Defend Affirmative Action Party/Fighting for Immigrant Rights and Equality, or DAAP/FIRE, released its slate candidates running for ASUC office Tuesday.
DAAP/FIRE is a pro-immigration rights and pro-sanctuary city student coalition. A major platform shared by several candidates is to make Eshleman Hall a sanctuary for undocumented immigrants fleeing ICE raids and deportation. Students running for office include Stephanie Gutierrez, Ashley Carrillo, Abel De La Cruz, Reilani Gervacio, Isabel Penman, Xitlaly Garcia, Omar Flores and Cinthia Hernandez.
Gutierrez, a campus junior, ran for ASUC president twice in the past and is running again for ASUC president this year. Gutierrez hopes to make the ASUC the center of the campus immigrant and civil rights movements if elected. Gutierrez said she envisions a more equitable and socially conscious campus under her leadership.
“I want to harness the authority and resources of the ASUC to transform it from the narrower and more mundane role it currently plays in students lives (if at all), to become an organizing center of the student movement, to defend public education, and stand up for immigrant and civil rights for all who face oppression and discrimination,” Gutierrez said in an email.
Carrillo is a campus junior running for Executive Vice President and describes herself as a first-generation student, a Latinx woman and a transfer student.
Carrillo supports making Eshleman Hall a sanctuary for undocumented immigrants; doubling the number of underrepresented minority groups, such as Black and Latinx students, on campus; and eliminating the SAT and ACT requirement.

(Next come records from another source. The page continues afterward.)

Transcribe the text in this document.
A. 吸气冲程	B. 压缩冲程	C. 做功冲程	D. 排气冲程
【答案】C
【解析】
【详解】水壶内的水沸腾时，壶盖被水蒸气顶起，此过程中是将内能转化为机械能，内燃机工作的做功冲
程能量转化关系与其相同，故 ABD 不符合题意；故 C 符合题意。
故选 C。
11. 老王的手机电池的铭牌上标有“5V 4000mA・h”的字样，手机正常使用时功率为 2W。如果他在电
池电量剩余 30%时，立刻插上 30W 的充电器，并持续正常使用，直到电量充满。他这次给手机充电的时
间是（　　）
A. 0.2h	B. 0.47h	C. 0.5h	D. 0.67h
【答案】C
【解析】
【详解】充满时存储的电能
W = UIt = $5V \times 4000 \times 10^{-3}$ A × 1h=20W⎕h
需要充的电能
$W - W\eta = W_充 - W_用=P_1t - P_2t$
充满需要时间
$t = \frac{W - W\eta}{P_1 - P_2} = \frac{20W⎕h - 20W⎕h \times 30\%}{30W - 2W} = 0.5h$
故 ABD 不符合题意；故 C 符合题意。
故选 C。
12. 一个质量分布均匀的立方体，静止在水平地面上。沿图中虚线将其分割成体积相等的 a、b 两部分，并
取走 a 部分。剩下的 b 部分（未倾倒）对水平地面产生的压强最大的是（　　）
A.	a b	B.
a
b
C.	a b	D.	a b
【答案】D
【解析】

“We, the students of UC Berkeley, have the power to make UCB a model for universities nationwide in the fight for immigrant rights and equality,” Carrillo said in an email. “Together, we could make UC Berkeley a catalyst in the movement to fight against the Trump Administration, inspiring the world to follow in our footsteps.”
De La Cruz is running for both External Affairs Vice President and for senate.

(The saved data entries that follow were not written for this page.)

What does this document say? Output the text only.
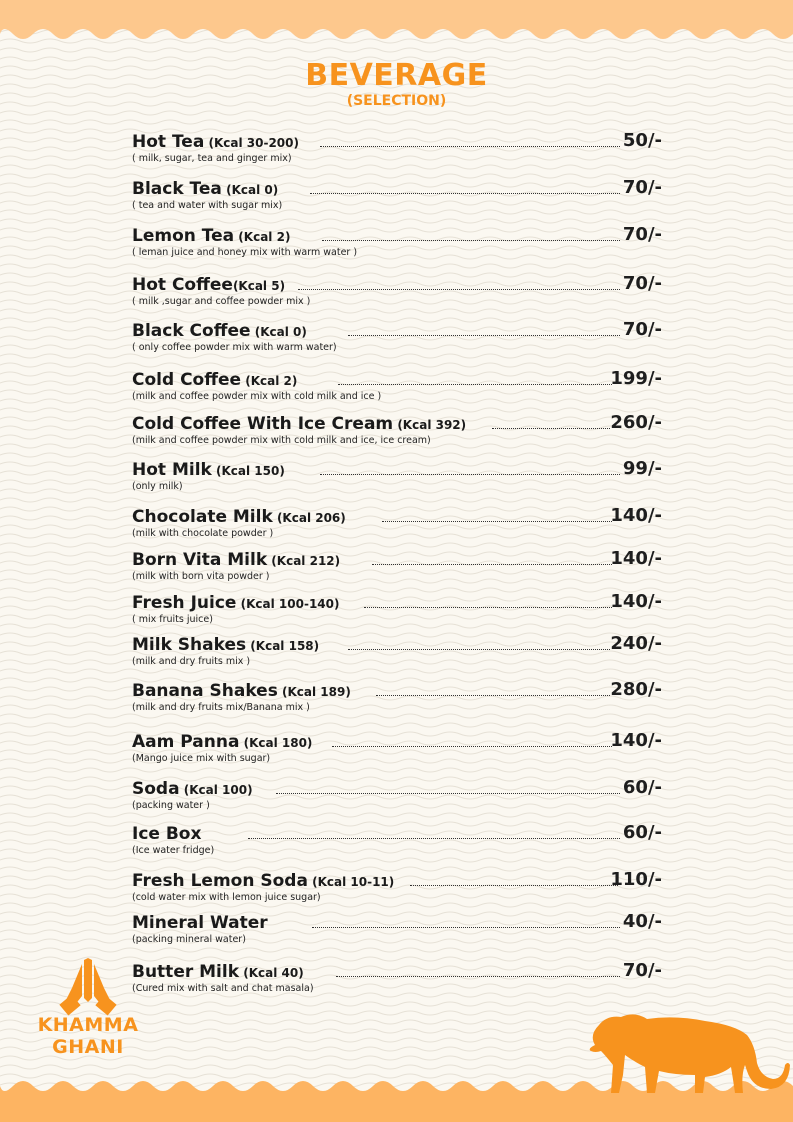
BEVERAGE
(SELECTION)
Hot Tea (Kcal 30-200)	50/-
( milk, sugar, tea and ginger mix)
Black Tea (Kcal 0)	70/-
( tea and water with sugar mix)
Lemon Tea (Kcal 2)	70/-
( leman juice and honey mix with warm water )
Hot Coffee(Kcal 5)	70/-
( milk ,sugar and coffee powder mix )
Black Coffee (Kcal 0)	70/-
( only coffee powder mix with warm water)
Cold Coffee (Kcal 2)	199/-
(milk and coffee powder mix with cold milk and ice )
Cold Coffee With Ice Cream (Kcal 392)	260/-
(milk and coffee powder mix with cold milk and ice, ice cream)
Hot Milk (Kcal 150)	99/-
(only milk)
Chocolate Milk (Kcal 206)	140/-
(milk with chocolate powder )
Born Vita Milk (Kcal 212)	140/-
(milk with born vita powder )
Fresh Juice (Kcal 100-140)	140/-
( mix fruits juice)
Milk Shakes (Kcal 158)	240/-
(milk and dry fruits mix )
Banana Shakes (Kcal 189)	280/-
(milk and dry fruits mix/Banana mix )
Aam Panna (Kcal 180)	140/-
(Mango juice mix with sugar)
Soda (Kcal 100)	60/-
(packing water )
Ice Box	60/-
(Ice water fridge)
Fresh Lemon Soda (Kcal 10-11)	110/-
(cold water mix with lemon juice sugar)
Mineral Water	40/-
(packing mineral water)
Butter Milk (Kcal 40)	70/-
(Cured mix with salt and chat masala)
KHAMMA
GHANI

De La Cruz also supports making Eshleman Hall a sanctuary for undocumented immigrants and those with Deferred Action for Childhood Arrivals, or DACA, status.
“I am running for the Transfer Representative seat as a first-generation transfer student from an immigrant, working-class Latinx and Native American family, I know the struggles of learning the university process on your own,” De La Cruz said in an email. “Elite universities like UC Berkeley can be isolating for students of marginalized identities, but the only way to overcome isolation is to build a movement to empower marginalized communities on campus.”
Gervacio, who is a campus sophomore running for Academic Affairs Vice President and senate, said she supports increasing funding to several humanities departments including African American studies, Asian American and Asian diaspora studies and Chicano studies, and doubling the number of underrepresented student minorities on campus.
She said it was important for students to be more educated about different cultures and lifestyles.
Penman, a campus freshman running for Student Advocate and senate, supports making the ASUC more autonomous from the UC Berkeley administration and having the ASUC conduct its own independent investigations of campus sexual harassment and hate crime cases. As a senator, Penman would support a cost-of-living adjustment, making Eshleman Hall a sanctuary for undocumented students and tuition reduction.
“I am running for Student Advocate because I believe the office has massive potential to mobilize ASUC resources to directly protect and defend the most marginalized and at-risk students on this campus,” Penman said in an email. “I am running to push for more direct and drastic action to be taken to solve these issues.”
Garcia, a campus freshman running for an ASUC Senate seat, said as a senator, she would support using ASUC resources to make Eshleman Hall a sanctuary for undocumented students and community members and increase the number of underrepresented minority students on campus. Flores, a transfer student running for an ASUC Senate seat, said he also supports this plan.
Additionally, Flores also supports increasing the number of Black, Latinx, Native American and LGBTQ+ students on campus so that student demographics better represent those of California.
Hernandez is a campus junior-transfer student and a mother running for a senate position. She wants to make resources for student-parents more widely accessible.
“Our party is unique because we recognize that students at UC Berkeley have a huge amount of historic social and political authority,” Gutierrez said in an email. “Because of that, we have a special obligation to lead in the interest of strengthening egalitarian social movements, and help to shape the outcome of social struggles.”